Since Microsoft has "a Universal Windows Application running on top of the Universal Windows Platform," it will be able to improve hardware "without invalidating the games that run on that platform."
It is not clear whether this means second-gen Xbox One games can run on first-gen hardware.
He continued: "We can effectively feel a little bit more like we see on PC, where I can still go back and run my old Doom and Quake games that I used to play years ago but I can still see the best 4K games come out and my library is always with me.
"Hardware innovation continues while the software innovation is able to take advantage and I don't have to jump a generation and lose everything that I played on before."
You'll actually see us come out with new hardware capability during a generation
Phil SpencerAsked to elaborate later, Spencer noted that Sony is doing something similar to this in the way it is adding VR capabilities to the PS4. When PlayStation VR launches, it will include a standalone device with its own processor to handle computation for the device.

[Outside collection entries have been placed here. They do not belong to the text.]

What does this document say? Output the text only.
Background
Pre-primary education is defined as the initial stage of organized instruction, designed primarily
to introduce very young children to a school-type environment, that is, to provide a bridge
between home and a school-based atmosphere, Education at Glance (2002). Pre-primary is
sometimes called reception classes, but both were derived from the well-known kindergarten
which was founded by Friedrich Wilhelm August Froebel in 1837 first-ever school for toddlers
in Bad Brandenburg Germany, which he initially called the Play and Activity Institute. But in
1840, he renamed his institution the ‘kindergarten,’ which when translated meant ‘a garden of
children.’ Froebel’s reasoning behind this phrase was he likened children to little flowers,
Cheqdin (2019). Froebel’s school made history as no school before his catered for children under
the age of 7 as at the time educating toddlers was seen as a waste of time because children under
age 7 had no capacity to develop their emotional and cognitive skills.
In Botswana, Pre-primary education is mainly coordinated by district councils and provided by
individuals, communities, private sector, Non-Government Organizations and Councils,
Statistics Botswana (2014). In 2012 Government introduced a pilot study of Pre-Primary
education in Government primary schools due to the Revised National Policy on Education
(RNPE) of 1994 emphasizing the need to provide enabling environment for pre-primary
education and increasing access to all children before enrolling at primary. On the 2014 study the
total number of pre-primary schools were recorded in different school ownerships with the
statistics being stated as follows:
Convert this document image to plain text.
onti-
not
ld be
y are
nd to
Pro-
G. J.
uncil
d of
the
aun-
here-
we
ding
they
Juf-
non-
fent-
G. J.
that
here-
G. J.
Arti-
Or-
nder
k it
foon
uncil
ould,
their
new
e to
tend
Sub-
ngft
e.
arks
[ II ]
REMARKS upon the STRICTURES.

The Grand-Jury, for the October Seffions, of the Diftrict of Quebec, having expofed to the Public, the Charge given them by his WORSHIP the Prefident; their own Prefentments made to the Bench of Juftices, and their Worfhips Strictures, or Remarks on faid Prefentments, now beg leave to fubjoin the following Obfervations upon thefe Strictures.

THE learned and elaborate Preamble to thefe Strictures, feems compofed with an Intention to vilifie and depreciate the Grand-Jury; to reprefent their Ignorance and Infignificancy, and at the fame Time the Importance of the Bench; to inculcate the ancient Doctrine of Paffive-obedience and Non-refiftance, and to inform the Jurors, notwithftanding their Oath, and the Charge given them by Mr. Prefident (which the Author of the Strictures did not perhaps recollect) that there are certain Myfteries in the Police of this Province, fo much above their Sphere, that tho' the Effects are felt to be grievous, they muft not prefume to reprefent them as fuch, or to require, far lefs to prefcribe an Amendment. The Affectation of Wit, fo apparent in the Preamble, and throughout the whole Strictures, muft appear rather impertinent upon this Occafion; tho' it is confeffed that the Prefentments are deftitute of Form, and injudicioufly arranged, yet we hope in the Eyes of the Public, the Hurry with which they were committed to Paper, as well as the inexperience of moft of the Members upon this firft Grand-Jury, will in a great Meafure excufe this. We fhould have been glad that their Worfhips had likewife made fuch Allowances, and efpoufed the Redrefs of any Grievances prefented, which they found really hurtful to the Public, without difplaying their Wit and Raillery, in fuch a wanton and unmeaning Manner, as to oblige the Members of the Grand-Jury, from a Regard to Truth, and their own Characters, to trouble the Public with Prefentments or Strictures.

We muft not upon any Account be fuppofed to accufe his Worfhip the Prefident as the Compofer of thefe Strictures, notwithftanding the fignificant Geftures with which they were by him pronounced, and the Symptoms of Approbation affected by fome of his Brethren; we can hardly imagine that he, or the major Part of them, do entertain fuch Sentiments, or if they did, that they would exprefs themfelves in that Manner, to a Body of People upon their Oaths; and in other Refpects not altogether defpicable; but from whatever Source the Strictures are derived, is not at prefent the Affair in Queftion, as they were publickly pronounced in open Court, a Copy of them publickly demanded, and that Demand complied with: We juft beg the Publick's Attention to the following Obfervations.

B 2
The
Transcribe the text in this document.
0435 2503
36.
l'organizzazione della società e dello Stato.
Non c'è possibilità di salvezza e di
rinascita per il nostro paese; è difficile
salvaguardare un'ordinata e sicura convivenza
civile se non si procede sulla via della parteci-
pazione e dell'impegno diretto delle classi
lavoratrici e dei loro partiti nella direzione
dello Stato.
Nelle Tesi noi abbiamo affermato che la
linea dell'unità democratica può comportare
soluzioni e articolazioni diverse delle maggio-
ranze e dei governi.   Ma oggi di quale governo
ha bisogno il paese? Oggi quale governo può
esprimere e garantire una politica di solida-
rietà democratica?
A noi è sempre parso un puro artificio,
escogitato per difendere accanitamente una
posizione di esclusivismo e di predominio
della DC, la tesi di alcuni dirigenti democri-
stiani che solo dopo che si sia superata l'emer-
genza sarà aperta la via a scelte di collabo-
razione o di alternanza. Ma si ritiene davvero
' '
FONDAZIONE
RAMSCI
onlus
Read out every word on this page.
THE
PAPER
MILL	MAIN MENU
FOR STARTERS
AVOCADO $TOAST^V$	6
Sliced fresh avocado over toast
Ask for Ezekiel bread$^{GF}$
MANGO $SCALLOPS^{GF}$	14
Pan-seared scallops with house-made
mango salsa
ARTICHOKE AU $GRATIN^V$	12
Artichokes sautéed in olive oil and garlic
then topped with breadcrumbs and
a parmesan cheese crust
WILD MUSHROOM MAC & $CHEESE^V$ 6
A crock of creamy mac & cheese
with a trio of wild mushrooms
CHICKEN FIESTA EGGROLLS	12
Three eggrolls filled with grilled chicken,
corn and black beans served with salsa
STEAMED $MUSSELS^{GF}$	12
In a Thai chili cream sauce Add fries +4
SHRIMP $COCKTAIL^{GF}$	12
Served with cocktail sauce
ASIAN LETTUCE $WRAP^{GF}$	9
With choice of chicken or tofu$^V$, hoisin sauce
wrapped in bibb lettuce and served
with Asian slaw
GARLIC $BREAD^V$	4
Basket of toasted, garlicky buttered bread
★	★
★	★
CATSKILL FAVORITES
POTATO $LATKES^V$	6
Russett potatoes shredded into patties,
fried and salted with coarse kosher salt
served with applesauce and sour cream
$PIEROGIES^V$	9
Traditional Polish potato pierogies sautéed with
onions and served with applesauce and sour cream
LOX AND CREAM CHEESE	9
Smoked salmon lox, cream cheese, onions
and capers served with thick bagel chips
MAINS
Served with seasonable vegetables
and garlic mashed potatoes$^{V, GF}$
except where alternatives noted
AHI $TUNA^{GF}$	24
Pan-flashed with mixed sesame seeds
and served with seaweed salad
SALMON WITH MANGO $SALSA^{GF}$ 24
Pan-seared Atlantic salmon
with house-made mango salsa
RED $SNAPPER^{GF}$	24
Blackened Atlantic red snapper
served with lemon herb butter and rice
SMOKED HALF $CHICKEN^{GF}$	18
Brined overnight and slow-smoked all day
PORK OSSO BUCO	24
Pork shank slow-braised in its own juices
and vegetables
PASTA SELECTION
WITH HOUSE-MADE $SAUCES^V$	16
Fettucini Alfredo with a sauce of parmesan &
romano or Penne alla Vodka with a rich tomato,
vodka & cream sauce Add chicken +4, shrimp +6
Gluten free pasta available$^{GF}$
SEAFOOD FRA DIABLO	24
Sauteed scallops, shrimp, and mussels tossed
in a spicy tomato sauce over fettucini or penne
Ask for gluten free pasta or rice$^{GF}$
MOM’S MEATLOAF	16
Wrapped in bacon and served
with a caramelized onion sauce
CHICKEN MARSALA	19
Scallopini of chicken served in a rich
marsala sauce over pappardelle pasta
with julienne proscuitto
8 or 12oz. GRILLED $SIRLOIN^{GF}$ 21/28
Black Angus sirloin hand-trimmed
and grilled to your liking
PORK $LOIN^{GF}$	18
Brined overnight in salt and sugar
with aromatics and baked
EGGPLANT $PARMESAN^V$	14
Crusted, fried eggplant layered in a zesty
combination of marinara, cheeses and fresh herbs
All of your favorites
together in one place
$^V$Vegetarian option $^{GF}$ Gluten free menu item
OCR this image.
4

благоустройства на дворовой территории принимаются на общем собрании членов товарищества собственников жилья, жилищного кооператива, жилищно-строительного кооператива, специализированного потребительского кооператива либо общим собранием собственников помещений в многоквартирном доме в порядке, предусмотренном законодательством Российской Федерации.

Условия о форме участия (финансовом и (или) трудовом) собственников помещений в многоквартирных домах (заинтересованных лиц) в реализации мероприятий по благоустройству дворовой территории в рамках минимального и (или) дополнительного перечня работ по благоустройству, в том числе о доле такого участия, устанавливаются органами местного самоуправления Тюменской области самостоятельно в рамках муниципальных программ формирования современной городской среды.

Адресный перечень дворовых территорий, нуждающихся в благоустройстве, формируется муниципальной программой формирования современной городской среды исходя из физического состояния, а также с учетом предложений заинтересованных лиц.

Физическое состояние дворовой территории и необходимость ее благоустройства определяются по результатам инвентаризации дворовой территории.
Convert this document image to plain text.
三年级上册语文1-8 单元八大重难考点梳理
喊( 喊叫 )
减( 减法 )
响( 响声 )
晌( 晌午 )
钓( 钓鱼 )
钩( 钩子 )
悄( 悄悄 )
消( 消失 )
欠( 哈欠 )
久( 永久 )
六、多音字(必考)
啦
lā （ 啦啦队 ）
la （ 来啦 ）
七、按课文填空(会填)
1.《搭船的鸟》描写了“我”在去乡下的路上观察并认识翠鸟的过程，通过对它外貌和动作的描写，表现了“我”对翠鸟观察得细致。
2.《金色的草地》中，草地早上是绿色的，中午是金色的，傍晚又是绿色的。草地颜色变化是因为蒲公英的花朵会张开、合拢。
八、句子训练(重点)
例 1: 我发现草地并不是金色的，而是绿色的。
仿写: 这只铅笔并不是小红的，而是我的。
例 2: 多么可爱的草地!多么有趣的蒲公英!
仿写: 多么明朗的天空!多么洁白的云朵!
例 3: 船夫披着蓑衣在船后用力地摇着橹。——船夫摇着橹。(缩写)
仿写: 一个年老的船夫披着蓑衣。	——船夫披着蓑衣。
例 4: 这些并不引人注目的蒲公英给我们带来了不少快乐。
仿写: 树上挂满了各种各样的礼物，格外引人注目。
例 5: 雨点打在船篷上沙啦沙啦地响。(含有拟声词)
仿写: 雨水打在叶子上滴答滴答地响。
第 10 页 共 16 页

"Sony is doing this with VR and adding VR capabilities mid-cycle to the PlayStation 4 and they are doing that by adding another box. I don't mean that as a negative. But it's not changing what the core console is about.
"For consoles in general it's more important now than it's ever been, because you have so many of these other platforms that are around. It used to be that when you bought your console you were way ahead of the price performance curve by so much, relative to a PC. But now PCs are inexpensive and your phones are getting more and more capable."
Despite all this, Spencer did not provide any concrete details on whether Microsoft plans to upgrade the Xbox One, or introduce a whole new platform in the future that can be iterated on in the way described above.
"I'm not going to announce our road map for hardware," he said. "I want to make sure that people see that what we are doing enables us to be more committed to what consoles are about than we've ever been and innovate more consistently than we ever have. That's the key for me."